Avoid charging expenses you can't pay for now to a credit card unless you're in a 0% introductory APR period and you feel pretty confident you will be able to pay back what you owe before the 0% APR period expires. You should also avoid payday loans. Their astronomical interest rates often make debt problems worse instead of better.

What to do if you need to withdraw retirement funds early

Sometimes, there may be no good way around an early retirement account withdrawal. It's not ideal, but it doesn't have to mean the end of your plans for retirement either. You just need to craft a new savings plan that takes into account where you are now and where you want to go.

Use a retirement calculator to estimate how much you must save going forward to retire on your original schedule.

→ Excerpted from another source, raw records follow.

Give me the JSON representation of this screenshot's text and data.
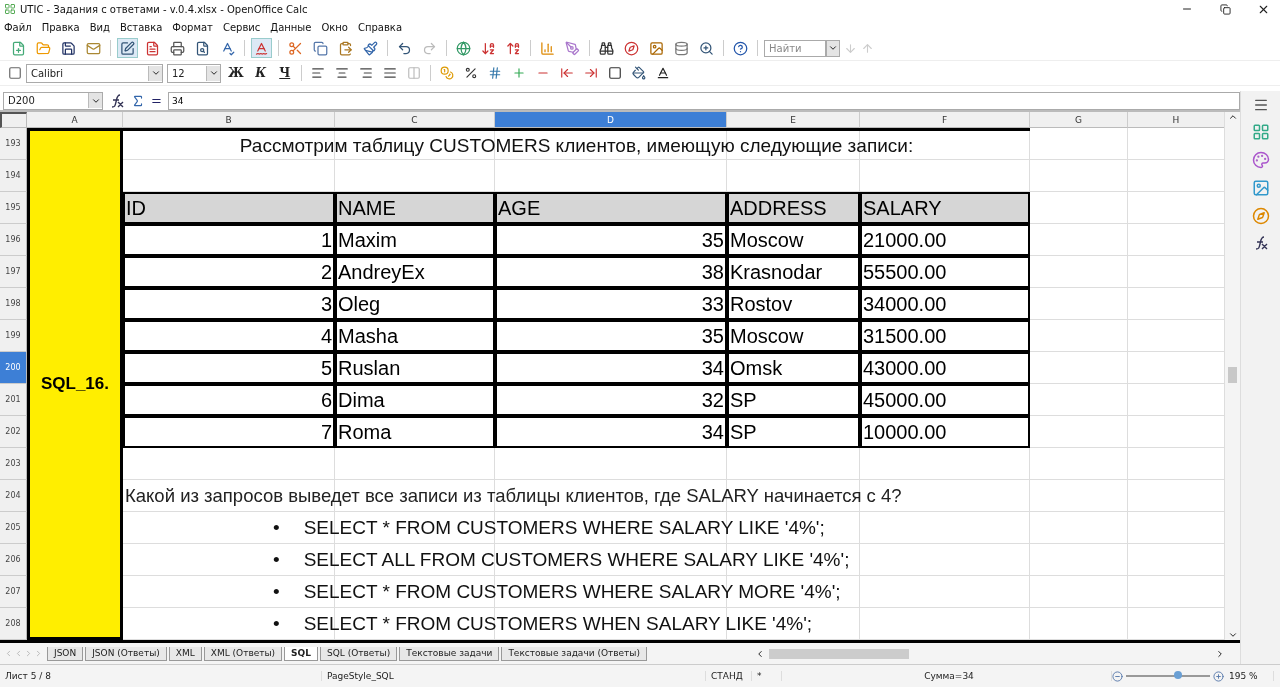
{
  "window": {
    "title": "UTIC - Задания с ответами - v.0.4.xlsx - OpenOffice Calc"
  },
  "menu": [
    "Файл",
    "Правка",
    "Вид",
    "Вставка",
    "Формат",
    "Сервис",
    "Данные",
    "Окно",
    "Справка"
  ],
  "find": {
    "placeholder": "Найти"
  },
  "font": {
    "name": "Calibri",
    "size": "12"
  },
  "format_buttons": [
    "Ж",
    "К",
    "Ч"
  ],
  "formula_bar": {
    "cell_ref": "D200",
    "equals": "=",
    "value": "34"
  },
  "columns": [
    {
      "label": "A",
      "selected": false
    },
    {
      "label": "B",
      "selected": false
    },
    {
      "label": "C",
      "selected": false
    },
    {
      "label": "D",
      "selected": true
    },
    {
      "label": "E",
      "selected": false
    },
    {
      "label": "F",
      "selected": false
    },
    {
      "label": "G",
      "selected": false
    },
    {
      "label": "H",
      "selected": false
    }
  ],
  "rows": [
    {
      "label": "193",
      "selected": false
    },
    {
      "label": "194",
      "selected": false
    },
    {
      "label": "195",
      "selected": false
    },
    {
      "label": "196",
      "selected": false
    },
    {
      "label": "197",
      "selected": false
    },
    {
      "label": "198",
      "selected": false
    },
    {
      "label": "199",
      "selected": false
    },
    {
      "label": "200",
      "selected": true
    },
    {
      "label": "201",
      "selected": false
    },
    {
      "label": "202",
      "selected": false
    },
    {
      "label": "203",
      "selected": false
    },
    {
      "label": "204",
      "selected": false
    },
    {
      "label": "205",
      "selected": false
    },
    {
      "label": "206",
      "selected": false
    },
    {
      "label": "207",
      "selected": false
    },
    {
      "label": "208",
      "selected": false
    }
  ],
  "task_label": "SQL_16.",
  "intro": "Рассмотрим таблицу CUSTOMERS клиентов, имеющую следующие записи:",
  "table": {
    "columns": [
      "ID",
      "NAME",
      "AGE",
      "ADDRESS",
      "SALARY"
    ],
    "rows": [
      [
        "1",
        "Maxim",
        "35",
        "Moscow",
        "21000.00"
      ],
      [
        "2",
        "AndreyEx",
        "38",
        "Krasnodar",
        "55500.00"
      ],
      [
        "3",
        "Oleg",
        "33",
        "Rostov",
        "34000.00"
      ],
      [
        "4",
        "Masha",
        "35",
        "Moscow",
        "31500.00"
      ],
      [
        "5",
        "Ruslan",
        "34",
        "Omsk",
        "43000.00"
      ],
      [
        "6",
        "Dima",
        "32",
        "SP",
        "45000.00"
      ],
      [
        "7",
        "Roma",
        "34",
        "SP",
        "10000.00"
      ]
    ]
  },
  "question": "Какой из запросов выведет все записи из таблицы клиентов, где SALARY начинается с 4?",
  "options": [
    {
      "bullet": "•",
      "text": "SELECT * FROM CUSTOMERS WHERE SALARY LIKE '4%';"
    },
    {
      "bullet": "•",
      "text": "SELECT ALL FROM CUSTOMERS WHERE SALARY LIKE '4%';"
    },
    {
      "bullet": "•",
      "text": "SELECT * FROM CUSTOMERS WHERE SALARY MORE '4%';"
    },
    {
      "bullet": "•",
      "text": "SELECT * FROM CUSTOMERS WHEN SALARY LIKE '4%';"
    }
  ],
  "sheet_tabs": [
    {
      "label": "JSON",
      "selected": false
    },
    {
      "label": "JSON (Ответы)",
      "selected": false
    },
    {
      "label": "XML",
      "selected": false
    },
    {
      "label": "XML (Ответы)",
      "selected": false
    },
    {
      "label": "SQL",
      "selected": true
    },
    {
      "label": "SQL (Ответы)",
      "selected": false
    },
    {
      "label": "Текстовые задачи",
      "selected": false
    },
    {
      "label": "Текстовые задачи (Ответы)",
      "selected": false
    }
  ],
  "status_bar": {
    "sheet": "Лист 5 / 8",
    "page_style": "PageStyle_SQL",
    "mode": "СТАНД",
    "modified": "*",
    "sum": "Сумма=34",
    "zoom": "195 %"
  },
  "zoom_slider": {
    "level": 0.62
  }
}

If it asks for an estimated investment rate of return, use 5% or 6% so your plan isn't thrown off by below-average investment growth. Once you've entered all your information, it should tell you how much you need to save per month and overall to reach your goal.

If you're unable to save as much as you need to, you may have to rethink your retirement plan. Delaying retirement by a few months or years is one of the best ways to shore up your savings because it gives the money you have more time to grow while also reducing how many years of savings you need. It also gives you more years to contribute to your retirement account. 

When you withdraw funds from a tax-deferred retirement account, like a 401(k) or traditional IRA, you must prepare yourself for taxes this year as well. The government is giving people the opportunity to spread COVID-19-related distribution taxes out over three years so they don't have to stomach an extra-large tax bill this year, so this is something to consider.

Early retirement account withdrawals might be necessary for some people right now, but it's not a decision you should make lightly. You should only do so if you've exhausted all of your other options and you understand the consequences of your choice as well as what you must do to make up for it later on.